Le dossier a été construit sur le « ressenti » de la victime présumée Mathieu Valbuena, a-t-il argué lors de sa plaidoirie, dénonçant les « hypothèses et les spéculations » avancées par l’accusation.

Me Antoine Vey a demandé la relaxe pour son client.

« L’élément intentionnel de l’infraction » reprochée à l’attaquant de 33 ans, à savoir la complicité de tentative de chantage, n’est pas caractérisé, a-t-il martelé à la barre.

« On peut se demander ce qui intéresse vraiment les Français dans cette affaire? Le sexe? L’argent? Le football? Pas la chose judiciaire en tout cas », a-t-il plaidé.

Revenant sur la conversation téléphonique entre Benzema et son ami d’enfance Karim Zenati, au cours de laquelle tous deux se moquent de Valbuena après que Benzema lui a parlé, l’avocat a reconnu que la star du Real Madrid n’était « pas dans la contrition la plus absolue ».

« On n’a jamais dit qu’il était bienveillant (…) mais ce n’est pas une infraction pénale », a-t-il développé.

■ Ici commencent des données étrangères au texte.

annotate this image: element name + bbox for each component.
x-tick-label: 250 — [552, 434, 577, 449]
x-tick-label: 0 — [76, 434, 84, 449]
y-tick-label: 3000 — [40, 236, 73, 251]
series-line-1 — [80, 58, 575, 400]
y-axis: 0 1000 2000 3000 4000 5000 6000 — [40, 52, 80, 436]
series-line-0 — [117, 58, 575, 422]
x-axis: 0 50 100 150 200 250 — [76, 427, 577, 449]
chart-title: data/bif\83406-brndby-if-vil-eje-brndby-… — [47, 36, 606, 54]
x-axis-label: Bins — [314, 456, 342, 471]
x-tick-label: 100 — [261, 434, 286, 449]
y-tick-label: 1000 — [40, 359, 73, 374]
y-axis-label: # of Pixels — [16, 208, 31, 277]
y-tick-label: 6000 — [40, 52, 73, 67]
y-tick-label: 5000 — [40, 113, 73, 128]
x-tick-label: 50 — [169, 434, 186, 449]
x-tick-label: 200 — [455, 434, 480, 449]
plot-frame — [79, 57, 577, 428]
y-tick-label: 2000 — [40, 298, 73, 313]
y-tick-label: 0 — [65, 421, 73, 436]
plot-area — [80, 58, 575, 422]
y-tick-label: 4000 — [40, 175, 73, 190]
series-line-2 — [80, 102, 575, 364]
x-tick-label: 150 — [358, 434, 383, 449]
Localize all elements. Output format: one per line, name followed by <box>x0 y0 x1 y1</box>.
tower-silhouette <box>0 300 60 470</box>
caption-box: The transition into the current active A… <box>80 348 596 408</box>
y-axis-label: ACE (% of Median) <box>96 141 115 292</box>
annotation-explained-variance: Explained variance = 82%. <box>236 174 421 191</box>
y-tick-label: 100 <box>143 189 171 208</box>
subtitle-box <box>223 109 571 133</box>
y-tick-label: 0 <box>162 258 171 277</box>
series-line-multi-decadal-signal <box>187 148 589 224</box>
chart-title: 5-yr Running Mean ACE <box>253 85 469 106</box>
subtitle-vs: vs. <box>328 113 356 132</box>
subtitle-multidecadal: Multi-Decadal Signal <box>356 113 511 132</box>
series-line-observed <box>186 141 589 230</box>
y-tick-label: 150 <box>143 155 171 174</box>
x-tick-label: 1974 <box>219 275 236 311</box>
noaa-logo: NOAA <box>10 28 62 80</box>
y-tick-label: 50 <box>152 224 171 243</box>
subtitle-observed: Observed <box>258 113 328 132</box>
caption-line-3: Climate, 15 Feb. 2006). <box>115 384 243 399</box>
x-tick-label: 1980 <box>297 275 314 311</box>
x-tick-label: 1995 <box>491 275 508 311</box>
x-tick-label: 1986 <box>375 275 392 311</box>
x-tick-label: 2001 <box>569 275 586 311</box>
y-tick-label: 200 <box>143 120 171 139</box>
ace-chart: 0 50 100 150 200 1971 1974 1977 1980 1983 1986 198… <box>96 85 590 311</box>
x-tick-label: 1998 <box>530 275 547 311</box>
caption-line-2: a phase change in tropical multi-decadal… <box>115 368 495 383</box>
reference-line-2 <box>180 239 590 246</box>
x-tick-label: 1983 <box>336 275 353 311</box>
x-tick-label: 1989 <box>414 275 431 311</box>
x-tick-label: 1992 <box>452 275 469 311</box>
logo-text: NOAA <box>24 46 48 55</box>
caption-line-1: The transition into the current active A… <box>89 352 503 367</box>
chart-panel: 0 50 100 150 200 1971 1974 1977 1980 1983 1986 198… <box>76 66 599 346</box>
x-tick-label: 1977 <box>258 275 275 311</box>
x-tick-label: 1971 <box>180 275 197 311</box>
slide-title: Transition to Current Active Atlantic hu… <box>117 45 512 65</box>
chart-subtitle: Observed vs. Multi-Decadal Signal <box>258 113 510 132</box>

Jeudi lors de son réquisitoire, la procureure Ségolène Marés a estimé que les écoutes prouvent que Benzema « s’inclut dans cette équipe et s’associe dans ce projet » de tentative de chantage autour d’une vidéo intime.

En plus des 10 mois de prison avec sursis, l’accusation a requis une amende de 75.000 euros contre l’attaquant de l’équipe de France, candidat au Ballon d’or et absent du procès.

Une absence qui ne constitue pas « une stratégie judiciaire », a appuyé Me Vey vendredi, qui a mis en avant la « pression sportive » autour de son client, qui a disputé un match en Ukraine mardi soir et doit préparer le « Clasico » de dimanche contre le FC Barcelone.

Lors des autres plaidoiries de la défense, Me Tewfik Bouzenoune, l’avocat de l’intermédiaire Younes Houass (contre qui le parquet a demandé 18 mois de prison avec sursis) a également regretté que ce soit « le ressenti de la victime qui conditionne les négociations ».

Le délibéré devrait être rendu dans l’après-midi. Contre les quatre autres prévenus de cette affaire, le ministère public a requis des peines allant de 18 mois avec sursis à quatre ans de prison.